Public Enemies no cuenta más que el vals trágico entre estos dos hombres, y lo hace sin distracciones, con la misma, férrea determinación que Purvis emplea en su busca. (Volveré sobre este punto más adelante.) Esto significa que ni siquiera se detendrá en el romance entre Dillinger y Billie Frechette (Marion Cotillard). Todo lo que le interesa de este asunto es la medida en que Dillinger deposita sobre el affaire su necesidad de ser fiel a algo mejor que sí mismo; y el hecho de que además exprese las limitaciones a que lo somete la vida que lleva (¿quién podría encarar un largo cortejo, siendo Dillinger?), para lo cual debe hallar eco en alguien tan inadecuado, y tan desesperado como él. En el contexto de la Gran Depresión, una mujer joven de ascendencia india como Frechette podía deslizarse fácilmente por la pendiente de la prostitución.
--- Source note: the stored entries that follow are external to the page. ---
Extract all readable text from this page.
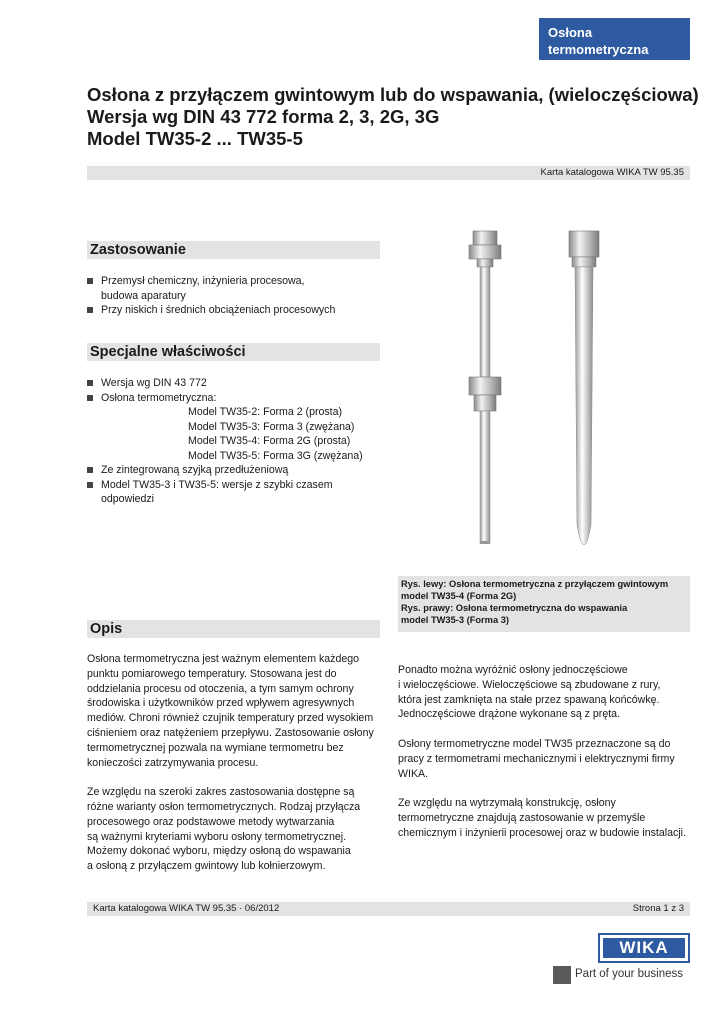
Osłona
termometryczna
Osłona z przyłączem gwintowym lub do wspawania, (wieloczęściowa)
Wersja wg DIN 43 772 forma 2, 3, 2G, 3G
Model TW35-2 ... TW35-5
Karta katalogowa WIKA TW 95.35
Zastosowanie
Przemysł chemiczny, inżynieria procesowa,
budowa aparatury
Przy niskich i średnich obciążeniach procesowych
Specjalne właściwości
Wersja wg DIN 43 772
Osłona termometryczna:
Model TW35-2: Forma 2 (prosta)
Model TW35-3: Forma 3 (zwężana)
Model TW35-4: Forma 2G (prosta)
Model TW35-5: Forma 3G (zwężana)
Ze zintegrowaną szyjką przedłużeniową
Model TW35-3 i TW35-5: wersje z szybki czasem
odpowiedzi
Rys. lewy: Osłona termometryczna z przyłączem gwintowym
model TW35-4 (Forma 2G)
Rys. prawy: Osłona termometryczna do wspawania
model TW35-3 (Forma 3)
Opis

Osłona termometryczna jest ważnym elementem każdego
punktu pomiarowego temperatury. Stosowana jest do
oddzielania procesu od otoczenia, a tym samym ochrony
środowiska i użytkowników przed wpływem agresywnych
mediów. Chroni również czujnik temperatury przed wysokiem
ciśnieniem oraz natężeniem przepływu. Zastosowanie osłony
termometrycznej pozwala na wymiane termometru bez
konieczości zatrzymywania procesu.

Ze względu na szeroki zakres zastosowania dostępne są
różne warianty osłon termometrycznych. Rodzaj przyłącza
procesowego oraz podstawowe metody wytwarzania
są ważnymi kryteriami wyboru osłony termometrycznej.
Możemy dokonać wyboru, między osłoną do wspawania
a osłoną z przyłączem gwintowy lub kołnierzowym.

Ponadto można wyróżnić osłony jednoczęściowe
i wieloczęściowe. Wieloczęściowe są zbudowane z rury,
która jest zamknięta na stałe przez spawaną końcówkę.
Jednoczęściowe drążone wykonane są z pręta.

Osłony termometryczne model TW35 przeznaczone są do
pracy z termometrami mechanicznymi i elektrycznymi firmy
WIKA.

Ze względu na wytrzymałą konstrukcję, osłony
termometryczne znajdują zastosowanie w przemyśle
chemicznym i inżynierii procesowej oraz w budowie instalacji.

Karta katalogowa WIKA TW 95.35 · 06/2012	Strona 1 z 3
WIKA
Part of your business
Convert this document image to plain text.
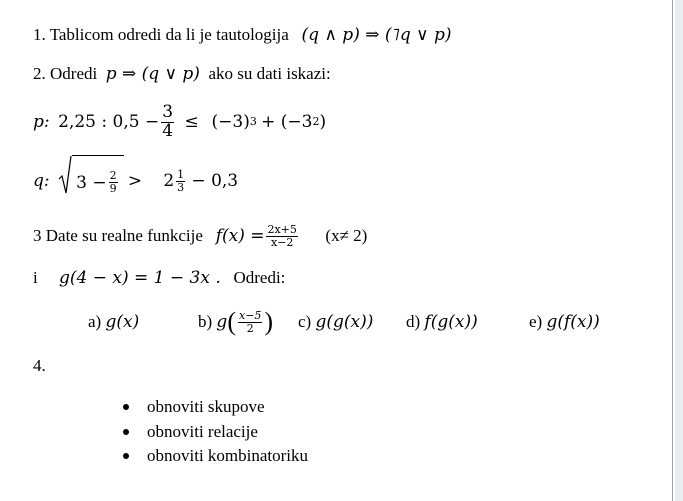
1. Tablicom odredi da li je tautologija (q ∧ p) ⇒ (˥q ∨ p)
2. Odredi p ⇒ (q ∨ p) ako su dati iskazi:
p:
2,25 : $0,5 - \frac{3}{4}$
≤
(−3) 3
+ (−3 2 )
q:
$3 - \frac{2}{9}$
>
$2 \frac{1}{3}$
− 0,3
3 Date su realne funkcije
$f(x) = \frac{2x+5}{x-2}$
(x≠ 2)
i g(4 − x) = 1 − 3x . Odredi:
a)
g(x)	b)
g ( $\frac{x-5}{2}$ ) c)
g(g(x)) d)
f(g(x))	e)
g(f(x))
4.
obnoviti skupove
obnoviti relacije
obnoviti kombinatoriku
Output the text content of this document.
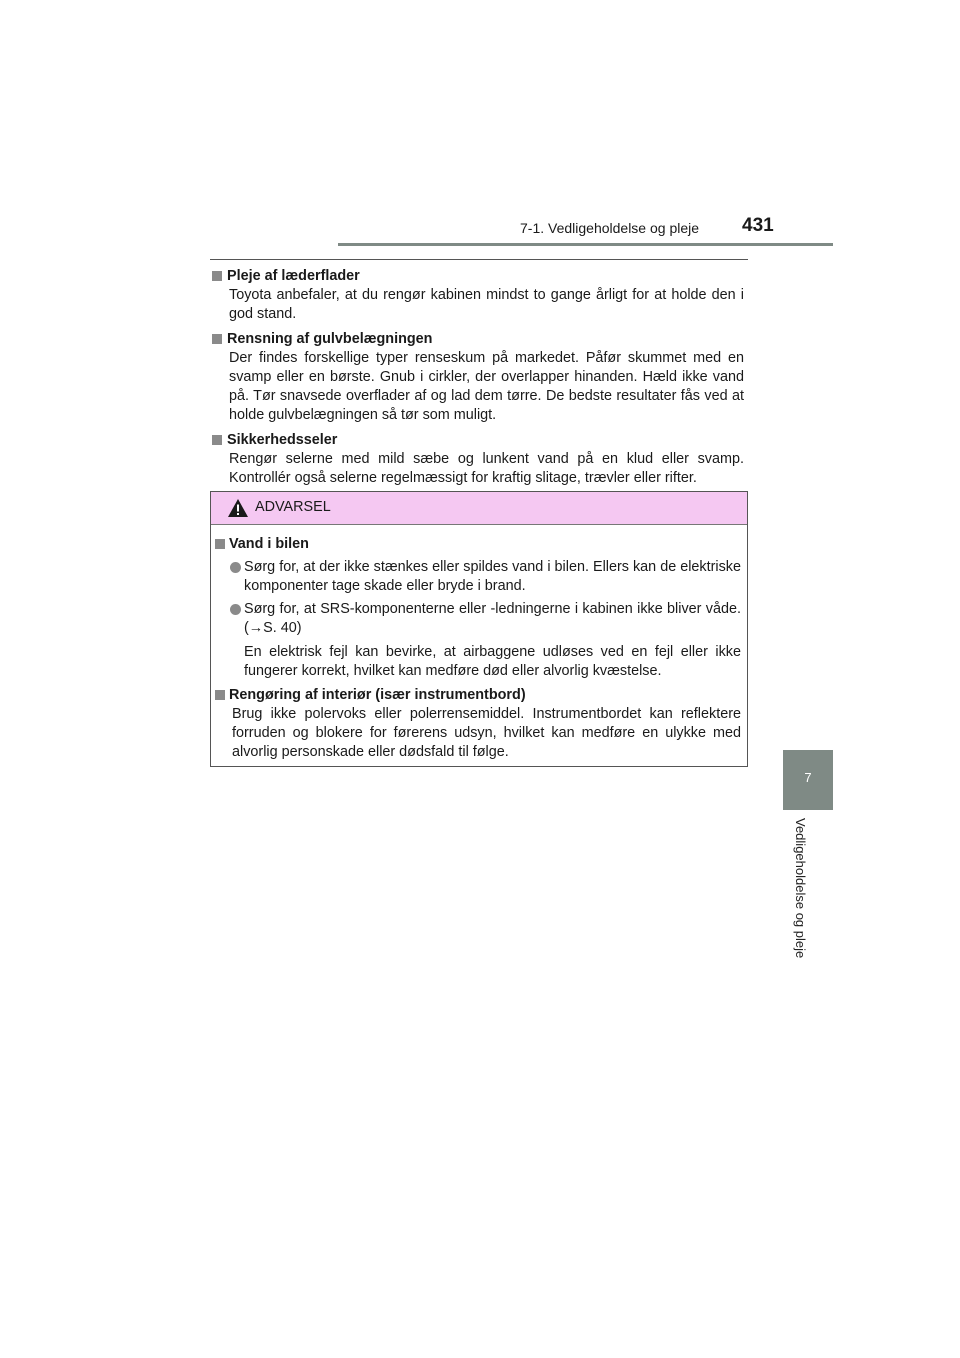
7-1. Vedligeholdelse og pleje 431
7
Vedligeholdelse og pleje
Pleje af læderflader
Toyota anbefaler, at du rengør kabinen mindst to gange årligt for at holde den i god stand.
Rensning af gulvbelægningen
Der findes forskellige typer renseskum på markedet. Påfør skummet med en svamp eller en børste. Gnub i cirkler, der overlapper hinanden. Hæld ikke vand på. Tør snavsede overflader af og lad dem tørre. De bedste resultater fås ved at holde gulvbelægningen så tør som muligt.
Sikkerhedsseler
Rengør selerne med mild sæbe og lunkent vand på en klud eller svamp. Kontrollér også selerne regelmæssigt for kraftig slitage, trævler eller rifter.
ADVARSEL
Vand i bilen
Sørg for, at der ikke stænkes eller spildes vand i bilen. Ellers kan de elektriske komponenter tage skade eller bryde i brand.
Sørg for, at SRS-komponenterne eller -ledningerne i kabinen ikke bliver våde. (→S. 40)
En elektrisk fejl kan bevirke, at airbaggene udløses ved en fejl eller ikke fungerer korrekt, hvilket kan medføre død eller alvorlig kvæstelse.
Rengøring af interiør (især instrumentbord)
Brug ikke polervoks eller polerrensemiddel. Instrumentbordet kan reflektere forruden og blokere for førerens udsyn, hvilket kan medføre en ulykke med alvorlig personskade eller dødsfald til følge.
Si algo le reprocho a Mann es que perdió una oportunidad histórica de ampliar su mira y apuntar al fresco. Si bien es cierto que alude al contexto mayor (la manera en que el crimen que por entonces estaba organizándose boicotea a Dillinger, a causa de su negativa a integrarse a la estructura; y el modo en que el gobierno responde a una crisis económico-social financiando una estructura represiva, que mata sin tener que rendir cuentas), Mann lo menciona apenas, sin llegar a integrarlo al drama. En algún sentido fracasa por responder a su costado más Purvis –su veta de perro de presa que no ceja hasta lograr su cometido, sin preguntarse por qué ni para qué-, en lugar de abrirse al romanticismo a ultranza del personaje Dillinger. Si lo hubiese permitido, Public Enemies sería quizás un film a la altura de El Padrino. En cambio es tan sólo una maravillosa película de espíritu clase B y presupuesto millonario, que en la filmografía de Mann rankea por debajo de Heat.
Pero por supuesto, no creo que Mann haya mancado su propio film porque es tonto. Public Enemies es una película de su tiempo –y de su medio- en más de un sentido.